Applicants note that in this article a planar waveguide configuration of the photodiode is used, where the light is not confined laterally. The light signal travelling in the waveguide rapidly diverges in the waveguide plane, where confinement is not present. Due to this divergence, the light intensity (Watt/cm2) decreases and it becomes necessary to increase the area of the photodetector to maintain a good efficiency. However, by increasing the photodetector area, the overall speed of the device can be reduced.
In US patent application n. 2004/0188794 in the name of Prakash Gothoskar et al., a photodetector for use with relatively thin (i.e. submicron) silicon optical waveguides formed in a silicon-on-insulator structure is disclosed. The photodetector comprises a layer of poly-germanium disposed to couple at least a portion of the optical signal propagating along the silicon optical waveguide. The silicon optical waveguide may comprise any desired geometry, with the poly-germanium detector formed to either cover a portion of the waveguide or be butt-coupled to an end portion of the waveguide.

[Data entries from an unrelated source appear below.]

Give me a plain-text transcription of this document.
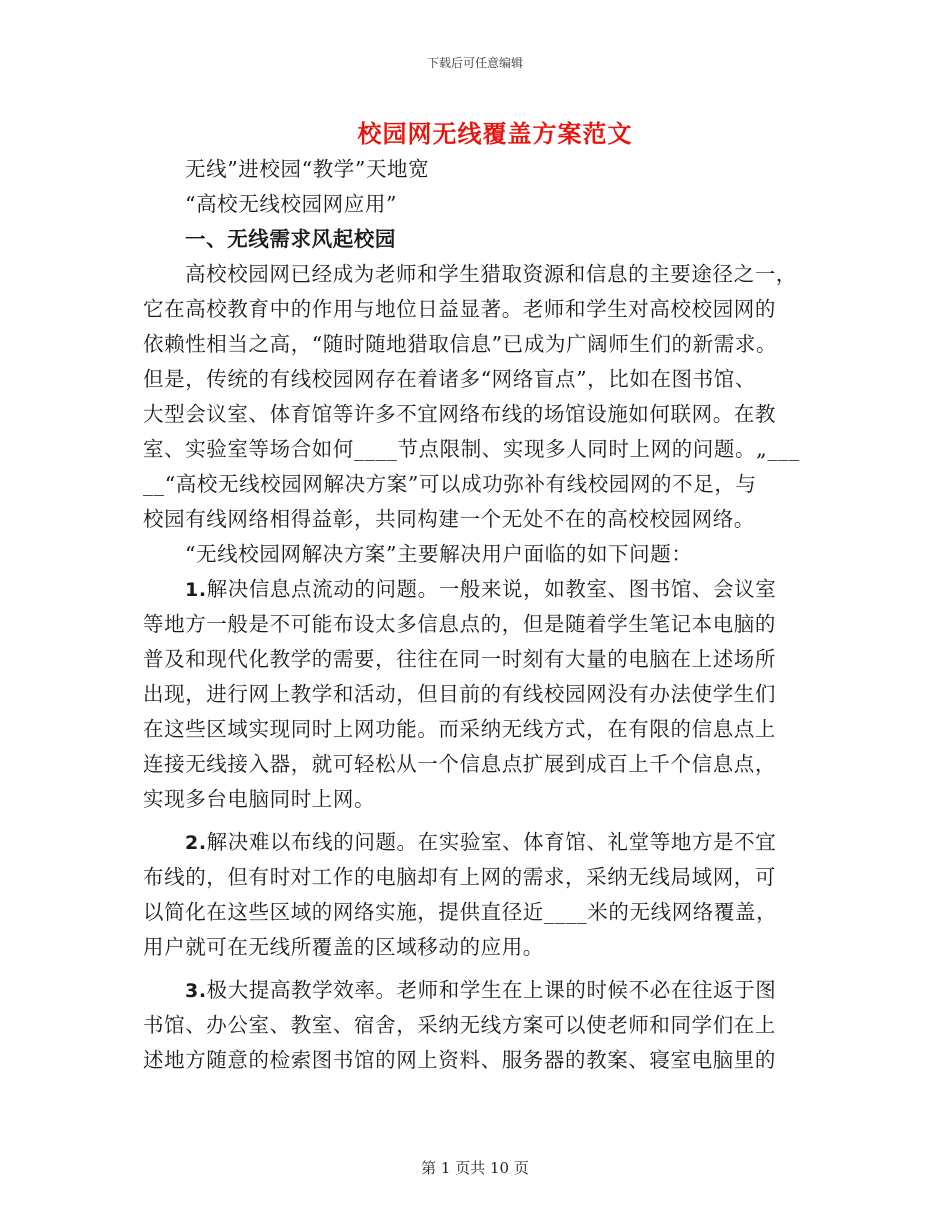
下载后可任意编辑
校园网无线覆盖方案范文
无线”进校园“教学”天地宽
“高校无线校园网应用”
一、无线需求风起校园
高校校园网已经成为老师和学生猎取资源和信息的主要途径之一，
它在高校教育中的作用与地位日益显著。老师和学生对高校校园网的
依赖性相当之高，“随时随地猎取信息”已成为广阔师生们的新需求。
但是，传统的有线校园网存在着诸多“网络盲点”，比如在图书馆、
大型会议室、体育馆等许多不宜网络布线的场馆设施如何联网。在教
室、实验室等场合如何____节点限制、实现多人同时上网的问题。„___
__“高校无线校园网解决方案”可以成功弥补有线校园网的不足，与
校园有线网络相得益彰，共同构建一个无处不在的高校校园网络。
“无线校园网解决方案”主要解决用户面临的如下问题：
1.解决信息点流动的问题。一般来说，如教室、图书馆、会议室
等地方一般是不可能布设太多信息点的，但是随着学生笔记本电脑的
普及和现代化教学的需要，往往在同一时刻有大量的电脑在上述场所
出现，进行网上教学和活动，但目前的有线校园网没有办法使学生们
在这些区域实现同时上网功能。而采纳无线方式，在有限的信息点上
连接无线接入器，就可轻松从一个信息点扩展到成百上千个信息点，
实现多台电脑同时上网。
2.解决难以布线的问题。在实验室、体育馆、礼堂等地方是不宜
布线的，但有时对工作的电脑却有上网的需求，采纳无线局域网，可
以简化在这些区域的网络实施，提供直径近____米的无线网络覆盖，
用户就可在无线所覆盖的区域移动的应用。
3.极大提高教学效率。老师和学生在上课的时候不必在往返于图
书馆、办公室、教室、宿舍，采纳无线方案可以使老师和同学们在上
述地方随意的检索图书馆的网上资料、服务器的教案、寝室电脑里的
第 1 页共 10 页
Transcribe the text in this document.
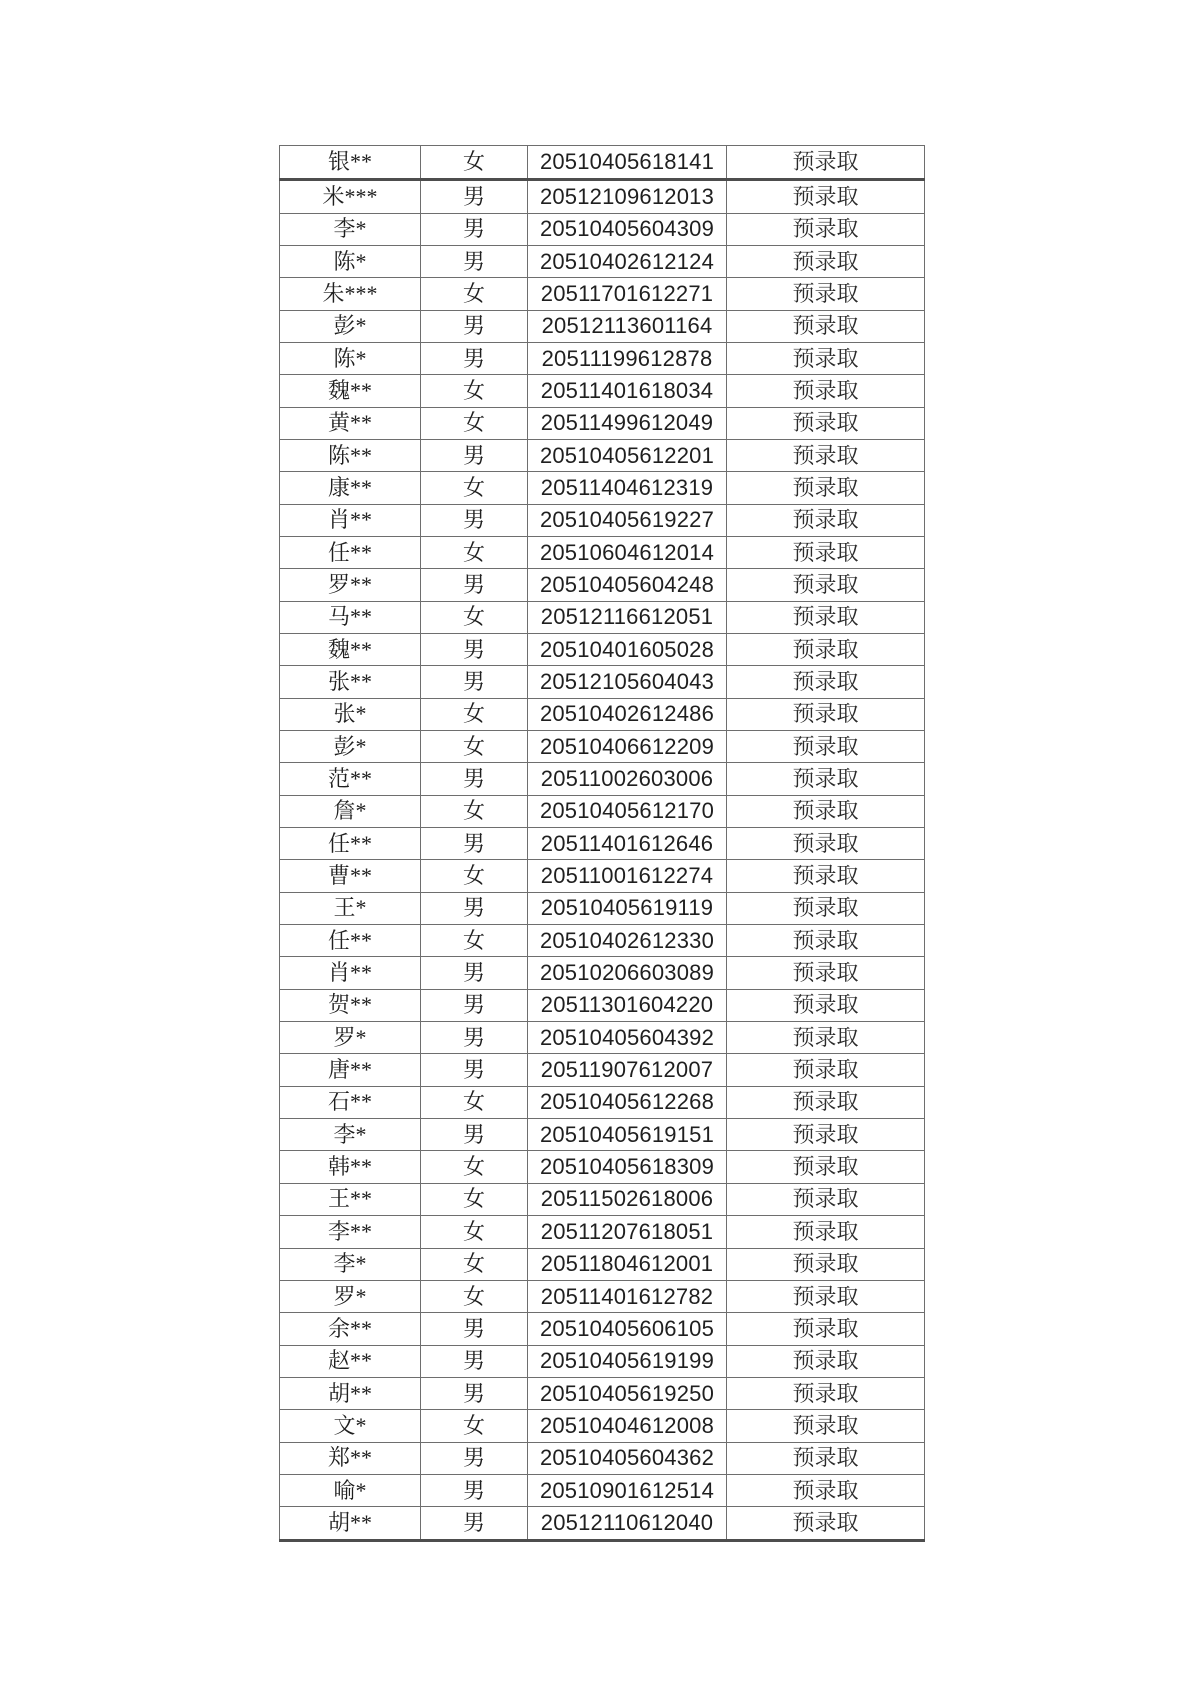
银**	女	20510405618141	预录取
米***	男	20512109612013	预录取
李*	男	20510405604309	预录取
陈*	男	20510402612124	预录取
朱***	女	20511701612271	预录取
彭*	男	20512113601164	预录取
陈*	男	20511199612878	预录取
魏**	女	20511401618034	预录取
黄**	女	20511499612049	预录取
陈**	男	20510405612201	预录取
康**	女	20511404612319	预录取
肖**	男	20510405619227	预录取
任**	女	20510604612014	预录取
罗**	男	20510405604248	预录取
马**	女	20512116612051	预录取
魏**	男	20510401605028	预录取
张**	男	20512105604043	预录取
张*	女	20510402612486	预录取
彭*	女	20510406612209	预录取
范**	男	20511002603006	预录取
詹*	女	20510405612170	预录取
任**	男	20511401612646	预录取
曹**	女	20511001612274	预录取
王*	男	20510405619119	预录取
任**	女	20510402612330	预录取
肖**	男	20510206603089	预录取
贺**	男	20511301604220	预录取
罗*	男	20510405604392	预录取
唐**	男	20511907612007	预录取
石**	女	20510405612268	预录取
李*	男	20510405619151	预录取
韩**	女	20510405618309	预录取
王**	女	20511502618006	预录取
李**	女	20511207618051	预录取
李*	女	20511804612001	预录取
罗*	女	20511401612782	预录取
余**	男	20510405606105	预录取
赵**	男	20510405619199	预录取
胡**	男	20510405619250	预录取
文*	女	20510404612008	预录取
郑**	男	20510405604362	预录取
喻*	男	20510901612514	预录取
胡**	男	20512110612040	预录取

Applicants note that in all embodiments of the cited patent application, the electrical contacts are formed at the opposite ends of the detector, i.e. they are both in contact with the poly-germanium layer. In addition, the poly-Ge layer comprises a p-i-n structure, having a p-doped poly-germanium layer, an intrinsically doped layer and an n-doped layer. Applicants have observed that a p-i-n structure in poly-Ge is difficult to realize, especially with deposition technologies that employ relatively low temperatures. Relatively low deposition temperatures, i.e., not larger than 350-400° C., are desired in order to preserve compatibility with standard silicon CMOS technology.